From a CISO’s perspective: Why the Carbon Black acquisition is potentially good news and the Symantec one is not.
The following is an op-ed from Matthew Gardiner, Director, Enterprise Security Campaigns
The recently announced acquisitions of Symantec by Broadcom and Carbon Black by VMware offers a great opportunity to compare and contrast the motivation behind these acquisitions and to explore how they might impact their existing customers. My takeaway is that the Symantec acquisition is generally bad news for customers, while the Carbon Black deal holds promise.
CISOs and other cybersecurity leaders have a lot on their plates: managing security budgets, technology evolution, the security of cloud applications, staffing, upper management and the Board, compliance, and of course defending against the attacks by cybercriminals both petty and sophisticated. But increasingly CISOs must also contend with managing the impact of cybersecurity vendor mergers and acquisitions (M&A) - which analyst firm 451 reports has already broken annual records just eight months into 2019.
Symantec vs. Carbon Black Acquisition
Beyond being 100% cybersecurity focused vendors, Symantec and Carbon Black are certainly positioned differently from a products perspective. For the purposes of this article I will gloss over the product and market focus differences and consider them both as well-established security vendors that are very critical providers respectively to their customers. Even at this early stage, how should CISOs be thinking of the impending acquisitions?
I think it is best to attempt to predict the future impact of these acquisitions by starting with the stated strategies of the buyers – VMware and Broadcom. For VMware it is quite clear that this is primarily a strategic product acquisition to help accelerate the build-out of their – build, run, manage, connect, protect – cloud platform strategy. As the world moves to cloud deployed applications it makes total sense that Carbon Black’s Predictive Security Cloud ™ platform and suite of applications - including endpoint detection and response (EDR) - allows VMware to clearly position this acquisition as a way of helping to address the fragmentation and lack of integration with security technologies. Of course, VMware wants to make a financial return on this investment, but they are doing so from a customer driven strategy perspective first.

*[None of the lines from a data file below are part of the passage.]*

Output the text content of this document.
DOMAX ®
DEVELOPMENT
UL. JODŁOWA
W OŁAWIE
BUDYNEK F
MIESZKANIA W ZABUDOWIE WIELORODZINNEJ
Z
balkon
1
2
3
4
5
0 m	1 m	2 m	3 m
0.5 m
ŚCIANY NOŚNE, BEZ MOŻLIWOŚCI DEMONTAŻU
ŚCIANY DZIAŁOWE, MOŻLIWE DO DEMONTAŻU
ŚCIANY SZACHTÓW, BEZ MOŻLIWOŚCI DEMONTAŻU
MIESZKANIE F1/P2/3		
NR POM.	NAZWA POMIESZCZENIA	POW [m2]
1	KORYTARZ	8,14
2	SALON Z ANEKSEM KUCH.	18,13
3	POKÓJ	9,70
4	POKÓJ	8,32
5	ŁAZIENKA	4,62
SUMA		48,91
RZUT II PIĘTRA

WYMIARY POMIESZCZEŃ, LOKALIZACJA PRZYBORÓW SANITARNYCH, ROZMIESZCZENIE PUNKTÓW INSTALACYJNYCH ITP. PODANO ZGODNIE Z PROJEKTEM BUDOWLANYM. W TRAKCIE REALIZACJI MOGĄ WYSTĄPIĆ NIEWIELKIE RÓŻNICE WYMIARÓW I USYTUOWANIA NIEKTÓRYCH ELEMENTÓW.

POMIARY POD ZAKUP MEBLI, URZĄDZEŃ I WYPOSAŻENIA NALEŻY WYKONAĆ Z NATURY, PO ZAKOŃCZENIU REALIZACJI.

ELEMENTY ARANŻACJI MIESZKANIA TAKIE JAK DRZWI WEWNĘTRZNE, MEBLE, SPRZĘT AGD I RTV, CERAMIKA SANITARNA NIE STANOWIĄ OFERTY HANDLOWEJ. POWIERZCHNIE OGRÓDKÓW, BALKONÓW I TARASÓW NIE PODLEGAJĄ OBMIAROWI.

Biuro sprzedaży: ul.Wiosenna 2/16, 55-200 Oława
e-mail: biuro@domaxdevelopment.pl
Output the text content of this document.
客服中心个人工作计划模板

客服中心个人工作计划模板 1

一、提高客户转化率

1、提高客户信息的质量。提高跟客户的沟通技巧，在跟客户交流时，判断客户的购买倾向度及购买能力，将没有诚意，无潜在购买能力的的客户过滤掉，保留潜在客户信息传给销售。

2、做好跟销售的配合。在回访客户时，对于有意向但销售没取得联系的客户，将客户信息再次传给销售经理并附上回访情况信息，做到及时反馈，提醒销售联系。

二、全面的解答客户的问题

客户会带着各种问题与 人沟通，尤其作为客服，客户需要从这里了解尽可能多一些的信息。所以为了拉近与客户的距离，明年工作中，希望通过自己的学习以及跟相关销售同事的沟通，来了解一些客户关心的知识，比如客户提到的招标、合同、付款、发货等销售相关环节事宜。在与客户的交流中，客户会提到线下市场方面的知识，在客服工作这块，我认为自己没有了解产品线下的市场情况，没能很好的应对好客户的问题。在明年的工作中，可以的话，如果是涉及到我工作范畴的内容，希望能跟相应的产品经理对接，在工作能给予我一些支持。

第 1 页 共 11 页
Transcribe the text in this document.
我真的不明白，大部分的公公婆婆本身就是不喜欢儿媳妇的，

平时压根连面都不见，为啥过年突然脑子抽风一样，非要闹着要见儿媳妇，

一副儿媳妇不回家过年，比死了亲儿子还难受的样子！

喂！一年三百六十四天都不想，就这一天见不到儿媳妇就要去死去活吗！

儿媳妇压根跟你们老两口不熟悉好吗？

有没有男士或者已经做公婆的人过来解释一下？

In contrast, the acquisition of the Symantec Enterprise business is clearly driven by financial considerations first and last, not how it fits into their security strategy or better addresses the security needs of customers. Broadcom couldn’t be much clearer, that their focus with Symantec is on cutting costs across the board, focusing on their most profitable products (DLP, endpoint, SWG) and not their lesser products (email security, network security, cryptology etc.), and prioritizing their most profitable customers in the Global 2000.
CISOs will have to consider numerous questions with regards to this acquisition to ensure they’re protected in the way they signed-up for, including:
- How does cost cutting help my organization become more secure?
- How will this help drive technical innovation at a pace to keep up with the cybercriminals?
- How will this address the evolution of IT and security to the cloud?
- What if my organization isn’t in the Global 2000?
Security leaders in general, and CISOs in particular are tasked with leading the security charge within their employers. To do this effectively it is key that they work with a set of security vendors and service providers with whom they can truly partner and depend on. Not all M&A scenarios are the same. It is incumbent on security leaders to evaluate each on its own merits and to frame their analysis by “what’s in it for my organization.” In some M&A situations the possible future, while not guaranteed, is bright, whereas with others, the customer well-being is forgotten.